4 replies to this topic

[kblee]

Hi everyone,

Recently I need to clone a gene (around 1000bp) from cDNA (commercial normal human gastro),
the gene is around 1000bp but I only have two different bands size 400bp,600bp respectively.

The gene in the cDNA panel is not abundant, likes GAPDH in RTPCR is Ct20 but my target gene reach Ct30.
Any idea what's happening of my cloning and any suggestion for me?

Thanks in advance

[bob1]

I take it that you are cloning from PCR - how are you doing this - linker ligation? TA cloning? tagged primers?

Have you optimised the PCR for a 1000 bp band before trying the cloning?

[kblee]

bob1, on 25 September 2012 - 12:48 PM, said:

I take it that you are cloning from PCR - how are you doing this - linker ligation? TA cloning? tagged primers?

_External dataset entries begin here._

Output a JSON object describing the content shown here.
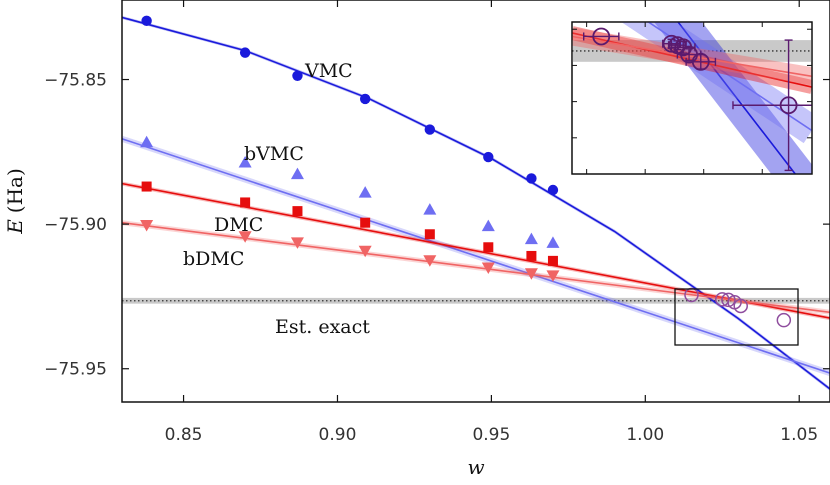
{
  "chart_data": {
    "type": "scatter",
    "xlabel_var": "w",
    "ylabel_var": "E",
    "ylabel_unit": "(Ha)",
    "xlim": [
      0.83,
      1.06
    ],
    "ylim": [
      -75.9615,
      -75.8225
    ],
    "xticks": [
      0.85,
      0.9,
      0.95,
      1.0,
      1.05
    ],
    "xtick_labels": [
      "0.85",
      "0.90",
      "0.95",
      "1.00",
      "1.05"
    ],
    "yticks": [
      -75.85,
      -75.9,
      -75.95
    ],
    "ytick_labels": [
      "−75.85",
      "−75.90",
      "−75.95"
    ],
    "reference": {
      "label": "Est. exact",
      "value": -75.9265,
      "band": [
        -75.9275,
        -75.9255
      ]
    },
    "series": [
      {
        "name": "VMC",
        "marker": "circle",
        "color": "#1a1adb",
        "x": [
          0.838,
          0.87,
          0.887,
          0.909,
          0.93,
          0.949,
          0.963,
          0.97
        ],
        "y": [
          -75.8297,
          -75.8407,
          -75.8487,
          -75.8567,
          -75.8673,
          -75.8768,
          -75.8842,
          -75.8882
        ],
        "fit": {
          "x": [
            0.83,
            0.87,
            0.91,
            0.95,
            0.99,
            1.03,
            1.06
          ],
          "y": [
            -75.8285,
            -75.84,
            -75.8565,
            -75.8773,
            -75.9025,
            -75.9325,
            -75.957
          ]
        }
      },
      {
        "name": "bVMC",
        "marker": "triangle-up",
        "color": "#6e6ef2",
        "x": [
          0.838,
          0.87,
          0.887,
          0.909,
          0.93,
          0.949,
          0.963,
          0.97
        ],
        "y": [
          -75.8717,
          -75.8787,
          -75.8827,
          -75.8891,
          -75.895,
          -75.9007,
          -75.9052,
          -75.9065
        ],
        "fit": {
          "x": [
            0.83,
            1.06
          ],
          "y": [
            -75.8705,
            -75.9515
          ]
        }
      },
      {
        "name": "DMC",
        "marker": "square",
        "color": "#e60d0d",
        "x": [
          0.838,
          0.87,
          0.887,
          0.909,
          0.93,
          0.949,
          0.963,
          0.97
        ],
        "y": [
          -75.887,
          -75.8925,
          -75.8955,
          -75.8995,
          -75.9035,
          -75.908,
          -75.911,
          -75.9127
        ],
        "fit": {
          "x": [
            0.83,
            1.06
          ],
          "y": [
            -75.886,
            -75.9325
          ]
        }
      },
      {
        "name": "bDMC",
        "marker": "triangle-down",
        "color": "#f06464",
        "x": [
          0.838,
          0.87,
          0.887,
          0.909,
          0.93,
          0.949,
          0.963,
          0.97
        ],
        "y": [
          -75.9003,
          -75.9042,
          -75.9063,
          -75.9092,
          -75.9125,
          -75.915,
          -75.917,
          -75.9177
        ],
        "fit": {
          "x": [
            0.83,
            1.06
          ],
          "y": [
            -75.8995,
            -75.9305
          ]
        }
      },
      {
        "name": "",
        "marker": "open-circle",
        "color": "#8f4d9e",
        "x": [
          1.015,
          1.025,
          1.027,
          1.029,
          1.031,
          1.045
        ],
        "y": [
          -75.9245,
          -75.926,
          -75.9262,
          -75.927,
          -75.9283,
          -75.9332
        ]
      }
    ],
    "inset": {
      "xlim": [
        1.0075,
        1.0485
      ],
      "ylim": [
        -75.94,
        -75.919
      ],
      "points": [
        {
          "x": 1.0125,
          "y": -75.921,
          "xerr": 0.003,
          "yerr": 0.0
        },
        {
          "x": 1.0245,
          "y": -75.922,
          "xerr": 0.0015,
          "yerr": 0.0006
        },
        {
          "x": 1.0255,
          "y": -75.9222,
          "xerr": 0.0015,
          "yerr": 0.0006
        },
        {
          "x": 1.0265,
          "y": -75.9225,
          "xerr": 0.002,
          "yerr": 0.0008
        },
        {
          "x": 1.0275,
          "y": -75.9235,
          "xerr": 0.002,
          "yerr": 0.0008
        },
        {
          "x": 1.0295,
          "y": -75.9245,
          "xerr": 0.0025,
          "yerr": 0.001
        },
        {
          "x": 1.0445,
          "y": -75.9305,
          "xerr": 0.0095,
          "yerr": 0.009
        }
      ]
    }
  }
}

Have you optimised the PCR for a 1000 bp band before trying the cloning?

Yes I am cloning from PCR but my PCR product size doesn't match the size which search from UCSC.
The translated region of this gene is around 1000bp, but using the primer which carry restriction enzyme site to amplify cDNA, only 600bp and 400bp band size.
How can I amplify the gene from cDNA?

Thanks!

[bob1]

Have you tried changing the annealing temperature, Mg concentration, template concentration, extension times,..?

[PlantS_Student]

Assuming the RNA quality was good and you are using a good enzyme, have you tested the primer pair on genomic DNA to check that the primer pair works at the Ta you are using? I just amplified a 2 KB gene from cDNA recently (not directly RT PCR product) using the Superscript III and oligo dT primer and it went quite smoothly.